Rose’s subject matter often comes from the natural world. The sheen achieved working on satins accentuates the surface of shells and fish, petals, wings and even a frog’s skin. She loves to grow plants and has a pond too, images of which she uses as reference – eg .the 'Oriental Poppies',' The Frog', 'The Tank', 'AKA Fish', 'Clematis' etc

The watercolours in the show: ‘Petalscape Pink’ and ‘Petalscape Blue 2’ are an exploration of some of these images, using a much larger scale and focussing in on detail, using paint much as she uses the dyes, working on wet paper to form hard edges which merge into soft highlights and deep shadows. There is also a series of more abstract images on fabric using sprays and cut out images looking at how that medium can be stretched: 'Gulls on Black Waves', 'Zig-Zag', 'Sea Haze' etc.
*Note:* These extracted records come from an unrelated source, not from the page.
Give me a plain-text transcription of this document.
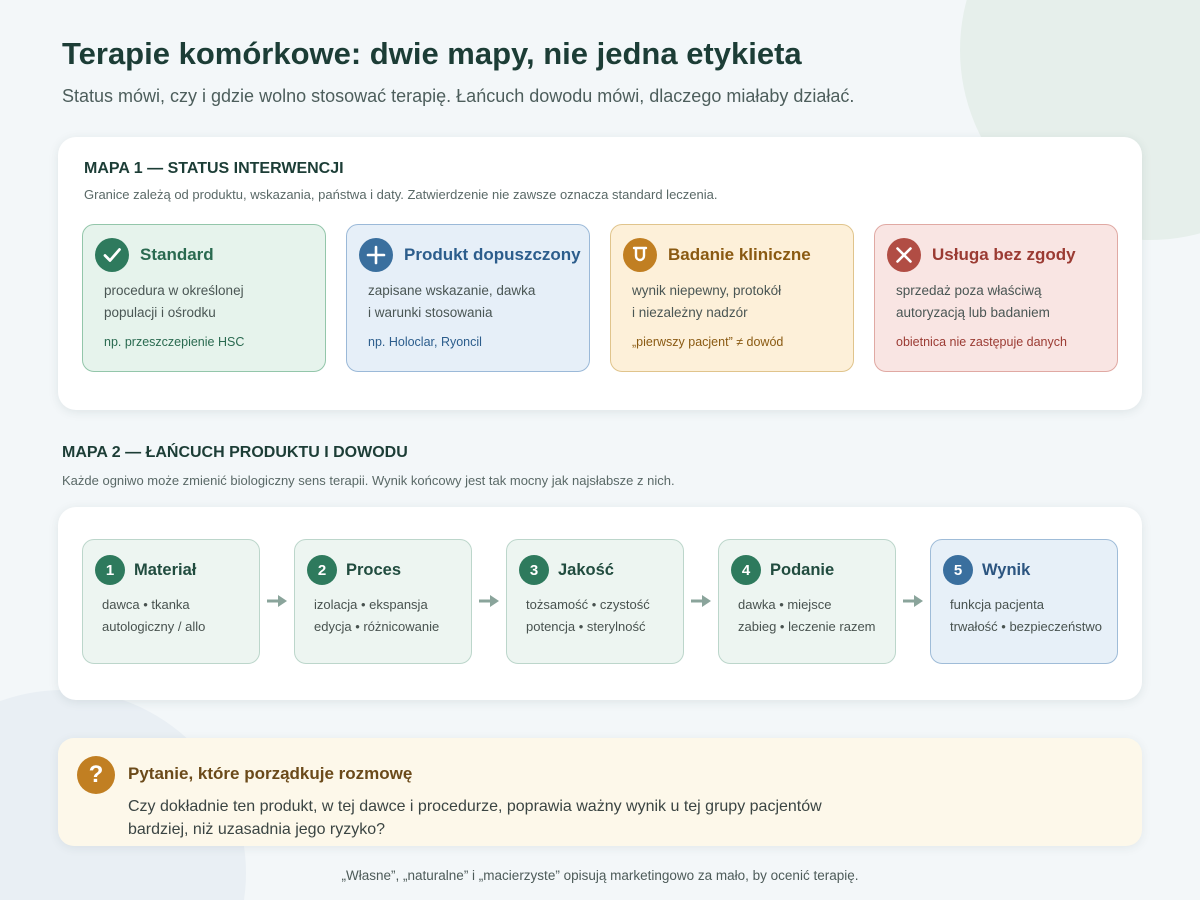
Terapie komórkowe: dwie mapy, nie jedna etykieta
Status mówi, czy i gdzie wolno stosować terapię. Łańcuch dowodu mówi, dlaczego miałaby działać.
MAPA 1 — STATUS INTERWENCJI
Granice zależą od produktu, wskazania, państwa i daty. Zatwierdzenie nie zawsze oznacza standard leczenia.
Standard
procedura w określonej
populacji i ośrodku
np. przeszczepienie HSC
Produkt dopuszczony
zapisane wskazanie, dawka
i warunki stosowania
np. Holoclar, Ryoncil
Badanie kliniczne
wynik niepewny, protokół
i niezależny nadzór
„pierwszy pacjent” ≠ dowód
Usługa bez zgody
sprzedaż poza właściwą
autoryzacją lub badaniem
obietnica nie zastępuje danych
MAPA 2 — ŁAŃCUCH PRODUKTU I DOWODU
Każde ogniwo może zmienić biologiczny sens terapii. Wynik końcowy jest tak mocny jak najsłabsze z nich.
1	Materiał
dawca • tkanka
autologiczny / allo
2	Proces
izolacja • ekspansja
edycja • różnicowanie
3	Jakość
tożsamość • czystość
potencja • sterylność
4	Podanie
dawka • miejsce
zabieg • leczenie razem
5	Wynik
funkcja pacjenta
trwałość • bezpieczeństwo
?	Pytanie, które porządkuje rozmowę
Czy dokładnie ten produkt, w tej dawce i procedurze, poprawia ważny wynik u tej grupy pacjentów bardziej, niż uzasadnia jego ryzyko?
„Własne”, „naturalne” i „macierzyste” opisują marketingowo za mało, by ocenić terapię.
Rose will have her portfolio on display in the exhibition which gives insight into previous work from when she lived in London, with a studio for many years in Camden Lock. There she designed garments, footwear, ties and more, often hand painted and handprinted - ‘Wearable Art’. It’s a theme that Rose has returned to in the last couple of years. The pandemic inspired the making of masks, working with colleague Kristina Coles - see ‘Mask Story So Far’ and the two ‘Mask Collages’.’ The size limitation allowed me to paint mini paintings - plus they are useful which I love - ‘Wearable Art’.’

The ‘Seascape’. ‘Poppy’ and ‘Koi’ silk tops evolved after experimenting painting wet silk direct - again using photographs as reference. ‘The process is quite liberating but scary as each brush stroke is immediately permanent, but the result is more ‘Wearable Art’.’